In this talk I will attempt to provide a unifying framework for

morphological transitions in elastic sheets with imposed curvature, by

using asymptotic analysis around ``tension field theory”. This singular

limit assumes a sheet with zero bending modulus under finite tensile

load. Considering crystalline sheets with small, finite bending modulus,

we predict a transition between patterns of wrinkles (shape

deformation) and grain boundaries. Considering a vanishing tensile

load, we predict a transition between two types of “asymptotic

isometry”: a developable type (which repels Gaussian curvature) and a

non-developable on (which accommodates the imposed Gaussian

curvature). The predicted transitions will be demonstrated through

examples from a few realistic systems.

**Kaushik Dayal***Carnegie Mellon University***Applications of Objective Structures to Study Nanostructures**

I will describe the Objective Structures framework introduced by James, and further developed by in our collaborations with him.

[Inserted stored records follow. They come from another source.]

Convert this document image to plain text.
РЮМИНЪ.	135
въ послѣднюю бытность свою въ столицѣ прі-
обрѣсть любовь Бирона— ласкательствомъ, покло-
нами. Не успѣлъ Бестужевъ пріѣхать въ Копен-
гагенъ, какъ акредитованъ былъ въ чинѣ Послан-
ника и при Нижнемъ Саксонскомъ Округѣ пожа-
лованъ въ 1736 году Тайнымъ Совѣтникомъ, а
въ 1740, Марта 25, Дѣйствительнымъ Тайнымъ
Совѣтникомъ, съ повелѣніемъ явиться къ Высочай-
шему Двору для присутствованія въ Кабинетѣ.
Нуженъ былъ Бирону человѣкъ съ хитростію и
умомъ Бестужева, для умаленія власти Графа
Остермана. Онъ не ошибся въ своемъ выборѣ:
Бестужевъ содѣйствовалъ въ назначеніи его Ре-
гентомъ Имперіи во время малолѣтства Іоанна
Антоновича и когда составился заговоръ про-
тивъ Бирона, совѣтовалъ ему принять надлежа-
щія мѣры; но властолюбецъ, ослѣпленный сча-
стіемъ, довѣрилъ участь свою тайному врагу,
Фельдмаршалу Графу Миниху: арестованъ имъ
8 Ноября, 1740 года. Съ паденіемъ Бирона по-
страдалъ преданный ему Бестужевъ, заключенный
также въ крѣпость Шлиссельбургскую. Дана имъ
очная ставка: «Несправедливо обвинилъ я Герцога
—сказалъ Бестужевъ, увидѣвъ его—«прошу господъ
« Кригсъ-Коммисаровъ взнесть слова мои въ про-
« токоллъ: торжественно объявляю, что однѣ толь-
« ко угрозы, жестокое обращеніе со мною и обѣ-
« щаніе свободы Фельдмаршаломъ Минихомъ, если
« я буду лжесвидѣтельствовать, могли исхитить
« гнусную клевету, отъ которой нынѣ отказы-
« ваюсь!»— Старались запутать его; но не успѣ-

The framework has enabled a systematic approach to a broad variety of problems relevant to the design and characterization of materials at the atomic level. I will describe some of these activities from the research groups at University of Minnesota and Carnegie Mellon. These applications include efficient new computational methods for the study of electron structure and transport in low dimensional materials, theoretical insights and computational methods for non-equilibrium molecular dynamics and Boltzmann equation, and the self-assembly of complex nanostructures.

**Nicolas Dirr***Cardiff University***Entropic and gradient flow formulations of nonlinear diffusion **

We consider nonlinear diffusion equations that arise as scaling limit of certain interacting particle systems,

the zero range process. We show that they are the gradient flow of the thermodynamic entropy of the process with respect to a weighted Wasserstein metric, where the weight is related to the diffusion of a tagged particle.

(Joint work with Mark Peletier, Marios Stamatakis and Johannes Zimmer)

**Selim Esedoglu***University of Michigan Ann Arbor***Algorithms for anisotropic mean curvature flow of networks**

Threshold dynamics is a very efficient algorithm for moving an interface (e.g. a surface in 3D) by mean curvature motion. It was proposed by Merriman, Bence, and Osher in 1989, and also extended to networks of surfaces in the same paper. This dynamics arises as gradient flow for the sum of the areas of the surfaces in the network, and plays a prominent role in materials science applications where it describes the motion of grain boundaries in polycrystals (such as most metals) under heat treatment.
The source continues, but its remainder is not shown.